On est samedi fin de journée, la finale a eu lieu dans l’après-midi et il ne faut pas être madame Irma pour deviner que ça ne s’est pas passé comme il le voulait. Est-ce qu’il est encore au pied du podium, quatrième, l’horrible place sans médaille ? Je vais chercher deux verres et une Vittel dans la cuisine (en réalité je tends le bras vers le coin cuisine), les remplis et en lui en tends un. Je m’attends au pire.

-C’est mon chien Momo, il mange mes chaussettes.

-C’est pas nouveau Jacky, tout l’immeuble est au courant, on ne laisse pas une porte ouverte sans craindre de le voir débouler pour nous mâchonner la socquette !

-Oui, mais maintenant il les vomit.

-Voilà une bonne nouvelle, avant il les faisait sur le trottoir, des montagnes de laine parfumées à la crotte !

-T’aurais pas autre chose à boire ? La Vittel, j’en ai fait le tour…

-Ben je croyais…

Gulp, je me retiens de dire … qu’avec ton entrainement, ta discipline de champion, l’alcool n’est pas une potion magique ! Je me lève, vais jusqu’à ma réserve secrète et rapporte une bière.

-C’est tout ce que je peux faire pour toi.

Il attrape la boite et la regarde incrédule.

-Ca s’ouvre avec les dents ?

-Tu tires sur le petit crochet là, très très doucement.

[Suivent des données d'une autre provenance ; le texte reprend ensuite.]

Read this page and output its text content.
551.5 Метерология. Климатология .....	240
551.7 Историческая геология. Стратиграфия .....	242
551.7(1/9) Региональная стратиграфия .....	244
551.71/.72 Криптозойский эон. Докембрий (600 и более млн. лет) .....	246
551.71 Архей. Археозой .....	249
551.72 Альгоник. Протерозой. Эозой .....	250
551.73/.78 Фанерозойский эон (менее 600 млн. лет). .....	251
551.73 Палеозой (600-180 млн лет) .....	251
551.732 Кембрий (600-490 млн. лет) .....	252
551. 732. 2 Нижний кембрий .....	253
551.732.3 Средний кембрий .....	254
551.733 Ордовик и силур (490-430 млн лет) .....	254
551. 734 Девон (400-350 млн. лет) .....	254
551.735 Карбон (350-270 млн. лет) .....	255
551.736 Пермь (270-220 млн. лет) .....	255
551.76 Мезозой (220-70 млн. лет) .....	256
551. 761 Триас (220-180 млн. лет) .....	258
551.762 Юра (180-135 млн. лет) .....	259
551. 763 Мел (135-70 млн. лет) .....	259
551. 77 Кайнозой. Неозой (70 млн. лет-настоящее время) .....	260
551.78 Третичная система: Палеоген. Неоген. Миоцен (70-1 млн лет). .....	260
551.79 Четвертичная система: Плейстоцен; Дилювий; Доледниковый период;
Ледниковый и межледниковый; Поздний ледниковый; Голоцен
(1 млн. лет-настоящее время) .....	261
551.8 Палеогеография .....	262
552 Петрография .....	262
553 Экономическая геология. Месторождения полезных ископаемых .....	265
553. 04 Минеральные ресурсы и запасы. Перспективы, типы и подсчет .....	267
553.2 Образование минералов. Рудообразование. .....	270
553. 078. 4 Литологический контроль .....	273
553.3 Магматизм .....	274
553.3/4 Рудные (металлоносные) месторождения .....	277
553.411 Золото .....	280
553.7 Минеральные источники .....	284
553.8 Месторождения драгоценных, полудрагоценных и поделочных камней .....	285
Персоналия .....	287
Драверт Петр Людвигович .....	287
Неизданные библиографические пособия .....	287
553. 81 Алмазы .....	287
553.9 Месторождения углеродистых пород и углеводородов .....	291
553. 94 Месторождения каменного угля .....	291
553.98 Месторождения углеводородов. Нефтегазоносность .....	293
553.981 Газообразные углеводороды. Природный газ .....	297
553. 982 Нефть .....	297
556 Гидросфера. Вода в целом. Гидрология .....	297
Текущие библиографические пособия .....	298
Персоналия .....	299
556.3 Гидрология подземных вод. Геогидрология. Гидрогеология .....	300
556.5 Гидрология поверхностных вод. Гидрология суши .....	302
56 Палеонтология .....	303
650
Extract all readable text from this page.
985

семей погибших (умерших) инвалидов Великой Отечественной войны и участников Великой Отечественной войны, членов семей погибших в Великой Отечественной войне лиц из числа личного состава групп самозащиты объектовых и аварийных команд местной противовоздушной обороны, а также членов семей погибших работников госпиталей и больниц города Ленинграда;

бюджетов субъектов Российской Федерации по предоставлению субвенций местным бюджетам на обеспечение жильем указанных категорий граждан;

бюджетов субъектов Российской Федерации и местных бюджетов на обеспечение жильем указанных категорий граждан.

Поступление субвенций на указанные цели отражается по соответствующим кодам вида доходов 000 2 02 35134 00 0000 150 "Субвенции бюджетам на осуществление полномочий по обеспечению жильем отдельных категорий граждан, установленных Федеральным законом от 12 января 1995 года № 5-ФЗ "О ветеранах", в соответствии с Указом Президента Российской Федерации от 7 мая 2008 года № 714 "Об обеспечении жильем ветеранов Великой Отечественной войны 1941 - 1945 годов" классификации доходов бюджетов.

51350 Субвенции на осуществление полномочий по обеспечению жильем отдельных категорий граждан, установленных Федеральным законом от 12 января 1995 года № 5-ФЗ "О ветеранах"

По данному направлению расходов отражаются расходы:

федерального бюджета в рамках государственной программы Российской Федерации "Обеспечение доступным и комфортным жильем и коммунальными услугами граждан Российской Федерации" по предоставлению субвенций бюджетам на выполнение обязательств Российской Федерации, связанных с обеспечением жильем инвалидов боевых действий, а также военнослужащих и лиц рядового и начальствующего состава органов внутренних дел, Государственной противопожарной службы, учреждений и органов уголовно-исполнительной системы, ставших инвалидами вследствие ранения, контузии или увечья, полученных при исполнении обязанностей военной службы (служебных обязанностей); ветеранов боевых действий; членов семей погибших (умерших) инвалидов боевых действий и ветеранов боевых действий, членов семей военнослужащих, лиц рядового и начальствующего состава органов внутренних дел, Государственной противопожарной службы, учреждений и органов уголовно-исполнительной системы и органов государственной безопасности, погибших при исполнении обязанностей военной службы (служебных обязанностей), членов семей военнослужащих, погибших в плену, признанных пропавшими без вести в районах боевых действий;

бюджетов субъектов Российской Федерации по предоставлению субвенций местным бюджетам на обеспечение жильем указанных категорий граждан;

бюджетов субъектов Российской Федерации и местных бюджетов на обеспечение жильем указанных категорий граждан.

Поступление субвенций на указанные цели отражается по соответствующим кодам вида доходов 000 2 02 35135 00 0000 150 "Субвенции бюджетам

Mais aucun de ses doigts qui sont épais comme mes bras ne peut faire une opération aussi précise. J’attrape la canette et l’ouvre pour lui. Elle me gicle au visage, ce qui a pour effet de le mettre au bord des larmes. Me voilà couvert de bière, encore moulu d’avoir été jeté comme une vieille chaussette. Pourvu que Momo n’entre pas. Je croyais qu’il riait mais les larmes de Jacky sont des vraies larmes et je ne vois plus qu’une solution : le faire parler avant qu’il ne s’effondre complètement, lui et ses cent cinquante kilos compacts de muscles intransportables.

-Allez, vas-y, dis-moi, raconte. Pourquoi ça n’a pas marché, cette fois ? Tu es encore quatrième ? Les deux tricheurs sont toujours là ?

Il verse délicatement la bière dans le verre à moitié plein de Vittel en regardant le mélange d’un air désespéré.

-Je ne suis même pas classé ! Il y a un barrage, on garde les dix meilleurs, puis les cinq qui s’affrontent. Je n’ai même pas passé le premier barrage.

-C’était quoi le problème ? Une mauvaise préparation ?

-J’étais parfait, totalement au point. Une heure avant, j’ai fait les séries de rapides qui font bien saillir les muscles, vraiment j’étais parfait, Schwarzenegger dans ses meilleurs jours.

-… ?

-Il me restait une heure avant le barrage. Ca allait être sans problème… un jeu d’enfant.

-Tu as le sens du suspens, en tout cas.

-J’ai décidé de faire un petit tour dans le bois de Vincennes, à côté de la salle, une petite promenade pour respirer, me détendre, trouver le bon rythme. J’étais bien, en paix avec mon corps, c’est important la paix avant l’épreuve. Et je suis rentré pour m’enduire d’huile et d’onguent, comme on fait, chaque muscle apparait parfaitement dessiné par chaque mouvement, sous la lumière latérale des projecteurs.

-Et alors ? et alors ? dis-je comme dans la chanson de Henri Salvador…

– Je me suis rendu compte que je venais de me faire piquer par une araignée ou un moustique, je ne sais pas : j’avais une grosse boule rouge juste sur le biceps, bien au milieu. Je ne me suis même pas présenté, j’aurai été ridicule.